The gap, though she may not want to say so, may have had something to do with her relationship with Gagosian, which has catapulted her into the uppermost reaches of fashion, art, and society. “I’d prefer not to talk about him,” she demurs, when I ask how they met. “I will say that he has been a great mentor. He’s one of the most stylish people I know, not necessarily in terms of fashion, though I think his fashion sense is interesting, but in terms of art and the way he deals with things. Hopefully a little bit of that has rubbed off.”

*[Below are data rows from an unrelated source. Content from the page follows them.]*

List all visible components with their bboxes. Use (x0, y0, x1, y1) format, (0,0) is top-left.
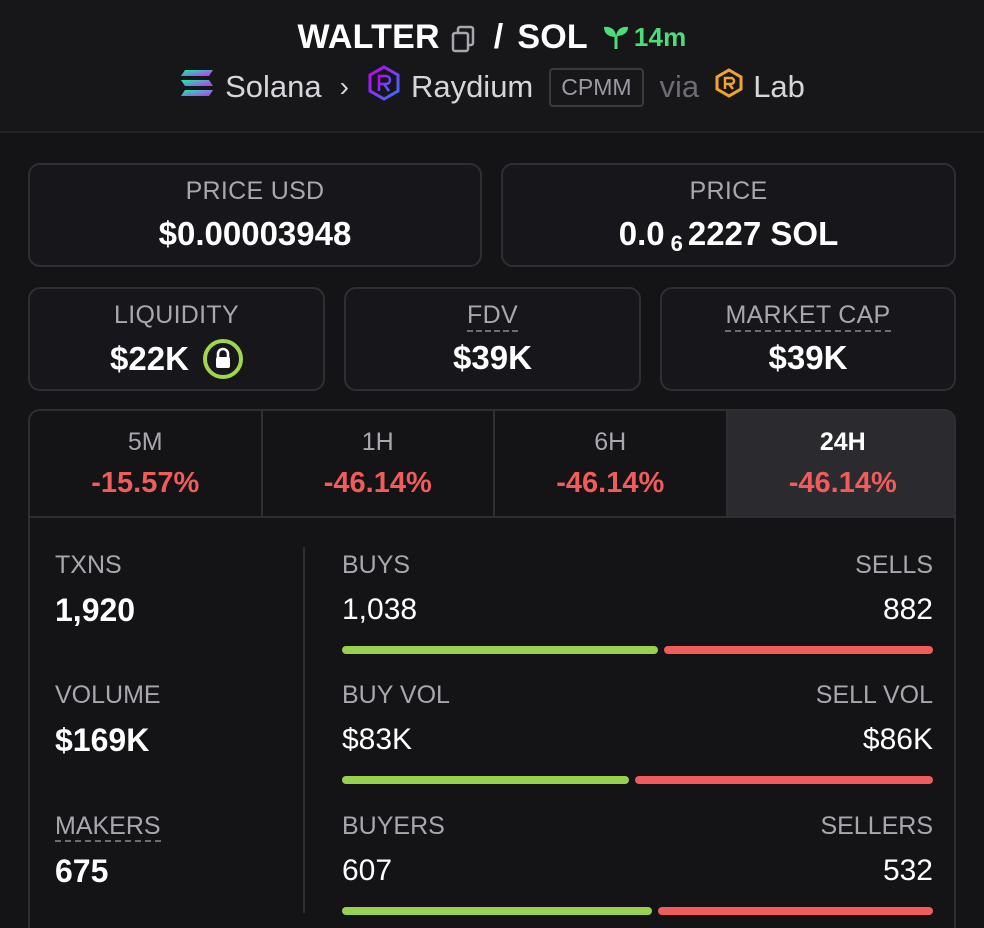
sells-label: SELLS (855, 551, 933, 579)
buy-vol-label: BUY VOL (342, 681, 450, 709)
buys-sells-bar (342, 646, 933, 654)
tab-1h[interactable]: 1H -46.14% (263, 411, 495, 516)
buyers-label: BUYERS (342, 812, 445, 840)
sells-bar (664, 646, 933, 654)
pair-age: 14m (602, 22, 687, 53)
pair-title: WALTER / SOL 14m (0, 14, 984, 60)
chain-link[interactable]: Solana (225, 69, 322, 104)
market-cap-label[interactable]: MARKET CAP (662, 301, 954, 332)
txns-metric: TXNS 1,920 (55, 551, 135, 629)
buys-bar (342, 646, 658, 654)
tab-label: 5M (127, 428, 163, 456)
pair-breadcrumb: Solana › Raydium CPMM via Lab (0, 64, 984, 110)
market-cap-card: MARKET CAP $39K (660, 287, 956, 391)
buyers-value: 607 (342, 854, 393, 887)
tab-change: -46.14% (556, 467, 665, 499)
buyers-bar (342, 907, 652, 915)
tab-5m[interactable]: 5M -15.57% (30, 411, 263, 516)
price-native-prefix: 0.0 (618, 215, 665, 252)
buy-sell-vol-block: BUY VOL SELL VOL $83K $86K (342, 681, 933, 784)
fdv-label-text: FDV (467, 301, 518, 332)
price-native-suffix: 2227 SOL (687, 215, 839, 252)
via-label: via (659, 69, 700, 104)
pool-type-badge: CPMM (549, 67, 644, 107)
buys-sells-block: BUYS SELLS 1,038 882 (342, 551, 933, 654)
volume-metric: VOLUME $169K (55, 681, 161, 759)
timeframe-tabs: 5M -15.57% 1H -46.14% 6H -46.14% 24H -46… (30, 411, 954, 518)
fdv-label[interactable]: FDV (346, 301, 639, 332)
sprout-icon (603, 26, 628, 49)
price-usd-label: PRICE USD (185, 177, 325, 205)
sellers-value: 532 (882, 854, 933, 887)
launchpad-icon (715, 68, 743, 106)
fdv-card: FDV $39K (344, 287, 641, 391)
chevron-right-icon: › (339, 71, 349, 102)
liquidity-label: LIQUIDITY (114, 301, 239, 329)
launchpad-link[interactable]: Lab (753, 69, 805, 104)
pair-header: WALTER / SOL 14m Solana (0, 0, 984, 133)
base-token-symbol: WALTER (297, 17, 440, 56)
sell-vol-label: SELL VOL (815, 681, 933, 709)
quote-token-symbol: SOL (517, 17, 588, 56)
volume-value: $169K (55, 722, 150, 758)
sell-vol-bar (635, 776, 933, 784)
makers-label[interactable]: MAKERS (55, 812, 161, 842)
price-native-value: 0.0 6 2227 SOL (503, 215, 954, 256)
price-usd-card: PRICE USD $0.00003948 (28, 163, 482, 267)
liquidity-value: $22K (110, 340, 189, 377)
tab-24h[interactable]: 24H -46.14% (727, 411, 954, 516)
price-usd-value: $0.00003948 (158, 215, 352, 252)
tab-label: 6H (594, 428, 627, 456)
tab-label: 24H (819, 428, 866, 456)
txns-label: TXNS (55, 551, 122, 579)
sellers-label: SELLERS (820, 812, 933, 840)
dex-link[interactable]: Raydium (410, 69, 534, 104)
buy-vol-bar (342, 776, 629, 784)
buyers-sellers-bar (342, 907, 933, 915)
sellers-bar (658, 907, 933, 915)
price-native-label: PRICE (689, 177, 768, 205)
makers-value: 675 (55, 853, 109, 889)
liquidity-value-row: $22K (30, 339, 323, 379)
buys-label: BUYS (342, 551, 411, 579)
raydium-icon (367, 65, 401, 109)
pair-age-value: 14m (633, 21, 687, 52)
liquidity-card: LIQUIDITY $22K (28, 287, 325, 391)
solana-icon (179, 68, 215, 106)
tab-label: 1H (361, 428, 394, 456)
tab-6h[interactable]: 6H -46.14% (495, 411, 728, 516)
market-cap-value: $39K (768, 339, 848, 376)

These days, Monroque, who says her favorite artists are Richard Prince and Damien Hirst—“the gallery artists, essentially”—hopscotches around the world with Gagosian to his eleven galleries, from London to Athens to Hong Kong (“The sun never sets on my gallery,” he recently said). Monroque has established her own identity within this Valhalla, turning heads with a turban paired with a Jason Wu dress at the CFDA awards, animal prints, and her impeccable fifties fashion by Prada and Chanel (she’s also trying to incorporate some fashion at Gagosian, where she will soon introduce bangles by Delfina Delettrez, of the Fendi family, into the gallery store). “Now when I go to a show, the photographers ask me to stop, and 30 of them start snapping,” she says, covering her face. “It’s a little embarrassing, honestly.” Until recently, she was also editing Pop, an edgy fashion magazine, with Dasha Zhukova, the girlfriend of Russian oligarch Roman Abramovitch; in September, they are launching a new magazine, Garage, named after Zhukova’s gallery in Moscow. She’s thought about college. “James Frey told me I should forget it, though, and just go out into the world,” she says.
Monroque finishes her lunch and steps onto the burning pavement, loading her Prada packages onto a blue cruiser bike locked to a lamppost. She’s just returned from a safari to Botswana and Namibia, and next week, she’ll be back in St. Lucia, on a shoot for Japanese Vogue. Later today, she’s driving to Amagansett, since Gagosian is due back there after a trip. “I love the dogs we have out there, these two big poodles that we got after Larry’s old dogs, a present from Richard Serra, passed away,” she says. “I like to walk them on the ocean, though I don’t always go in the sea.” She smiles. “When everyone in the Hamptons says, ‘The water’s so warm today,’ it’s still too cold for me.”